De la mondialisation à la diplomatie transactionnelle : le basculement de l’ordre économique mondial
En 1996, j’ai fondé à Montréal le Magazine Diplomat Investissement. Sa vision et sa mission étaient alors ancrées dans la diplomatie économique, analysée à travers le prisme d’une géopolitique alors fondée sur la globalisation des marchés.
L’émergence du Sud Global et la fin de l’hégémonie occidentale
Cette mondialisation a favorisé l’émergence de nouveaux acteurs majeurs : la Russie, la Chine, le Brésil, l’Inde et l’Afrique du Sud (les BRICS). En profitant de l’ouverture des marchés pour accélérer leur développement économique, ces pays ont progressivement remis en cause l’hégémonie occidentale. Ils se sont ainsi affirmés comme les leaders du Sud Global, imposant l’avènement d’un monde résolument multipolaire.
Ce bouleversement systémique a poussé certaines puissances, au premier rang desquelles les États-Unis, à adopter des mesures de repli anti-mondialisation et anti-multilatéralisme. Nous sommes ainsi entrés dans une ère marquée par le protectionnisme, l’isolationnisme et les guerres commerciales. Ce retour à l’impérialisme et à l’expansionnisme favorise désormais des négociations exclusivement basées sur les intérêts directs, immédiants et la politique du « deal », mettant à rude épreuve les règles du droit international.
Un ordre mondial en mutation face à des turbulences historiques
Dans cet ordre mondial en mutation, les économies et les marchés mondiaux s’apprêtent à traverser les plus fortes turbulences de leur histoire. L’avenir sera radicalement différent de ce que nous avons connu. Nous assistons non seulement à la montée en puissance des BRICS+, venus défier l’ordre établi, mais aussi à la formation de nouvelles alliances où les valeurs partagées sont définitivement remplacées par les intérêts stratégiques. Parallèlement, la domination historique des institutions de Bretton Woods est aujourd’hui directement concurrencée par les financements et les investissements multipolaires de ces nouvelles puissances émergentes. Fin les relations basées sur l’idélogie, les valeurs ou encore l’histoire mais sur les interets et les transactions concrets du donanat-donant.
L’avènement de la diplomatie transactionnelle
Dans cette nouvelle configuration, la diplomatie transactionnelle — que l’on peut définir comme « la diplomatie des affaires et du deal » — vient bousculer l’orthodoxie des échanges économiques classiques. Elle fragmente profondément les règles du commerce international en faisant de l’isolationnisme, de l’interventionnisme, de l’expansionnisme, de la conquête des marchés et des guerres commerciales la nouvelle norme des relations internationales.
De plus, ce basculement expose les investisseurs et les économies ouvertes à une insécurité juridique inédite. Les entreprises ne peuvent plus planifier leurs stratégies sur la seule base des traités multilatéraux ; elles doivent désormais naviguer au sein de chaînes d’approvisionnement fragmentées et intégrer le risque géopolitique comme une variable de gestion quotidienne. Cette transition marque la fin définitive de l’utopie d’un marché mondial unifié. Le XXIe siècle se dessine désormais comme celui d’une coexistence compétitive entre blocs régionaux, où le succès dépendra de l’agilité à décoder ces nouvelles alliances d’intérêts.
L’Ère des Relations Transactionnelles : Le Triomphe de la Realpolitik
Le déclin des relations internationales fondées sur des valeurs partagées ou des trajectoires historiques communes marque l’avènement du paradigme du « donnant-donnant ». Ce modèle, profondément ancré dans le réalisme politique, priorise désormais les intérêts concrets, les transactions pragmatiques et les rapports de force au détriment des affinités idéologiques.

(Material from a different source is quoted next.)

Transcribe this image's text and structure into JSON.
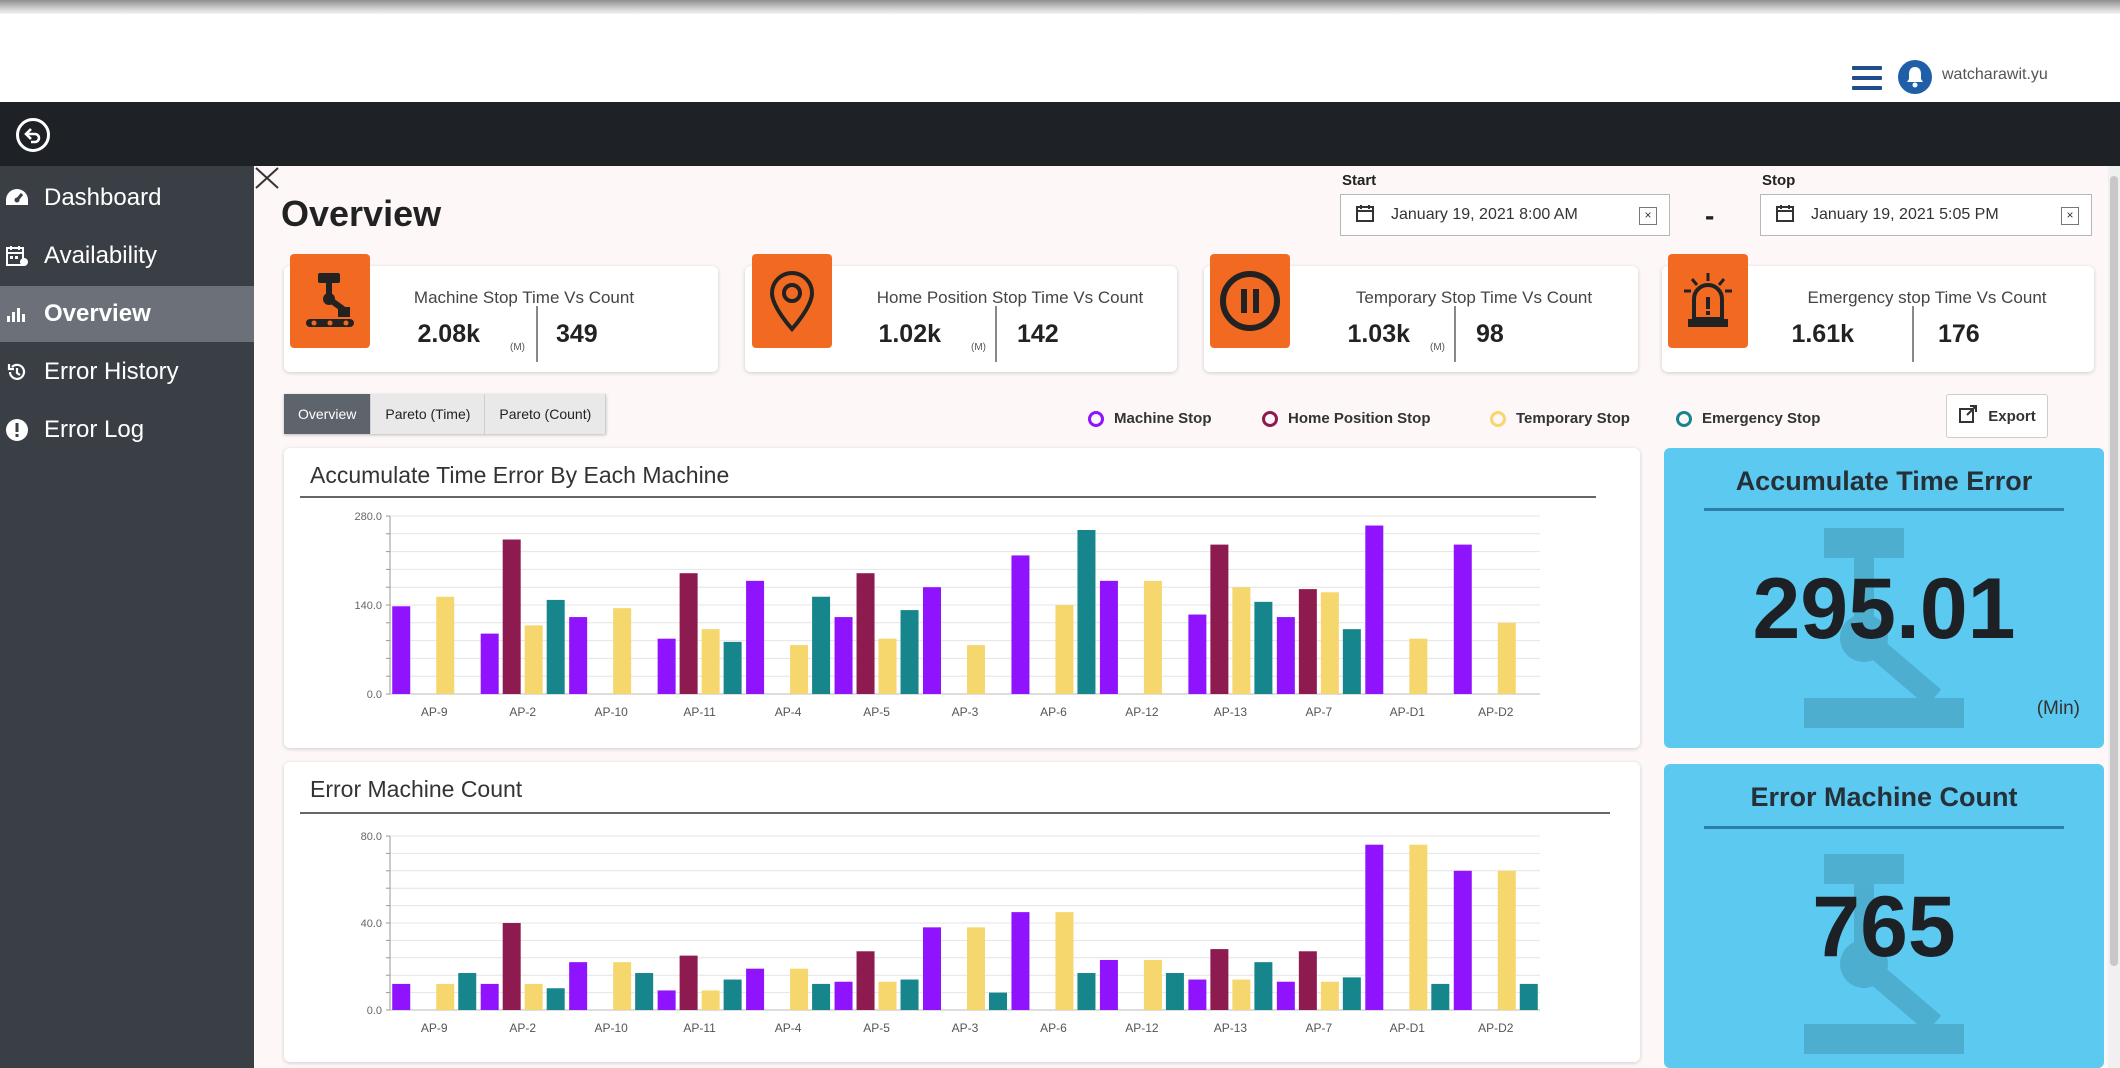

Ce basculement vers une approche strictement transactionnelle s’articule autour de trois piliers fondamentaux :
- La Realpolitik et le pragmatisme : L’action diplomatique se détache de toute considération morale ou universelle. Elle se fonde exclusivement sur des facteurs matériels et des opportunités conjoncturelles, rendant les alliances fluides, réversibles et purement stratégiques.
- La primauté absolue de l’intérêt national : Chaque État cherche prioritairement à maximiser ses gains économiques, sécuritaires ou politiques. Le partenariat ne se maintient qu’à la condition qu’il génère un bénéfice mutuel immédiat ou un rapport de dépendance favorable.
- La logique du marché géopolitique : Les relations internationales fonctionnent désormais comme une bourse d’échanges. Les accords se concluent sur des bases strictement mesurables et quantifiables, telles que l’accès aux ressources énergétiques, les traités commerciaux ou les garanties de sécurité réciproques.
Cette vision utilitariste du monde, théorisée par les penseurs classiques du réalisme, substitue ainsi une gestion comptable des intérêts nationaux à la rhétorique universaliste et communautaire d’autrefois.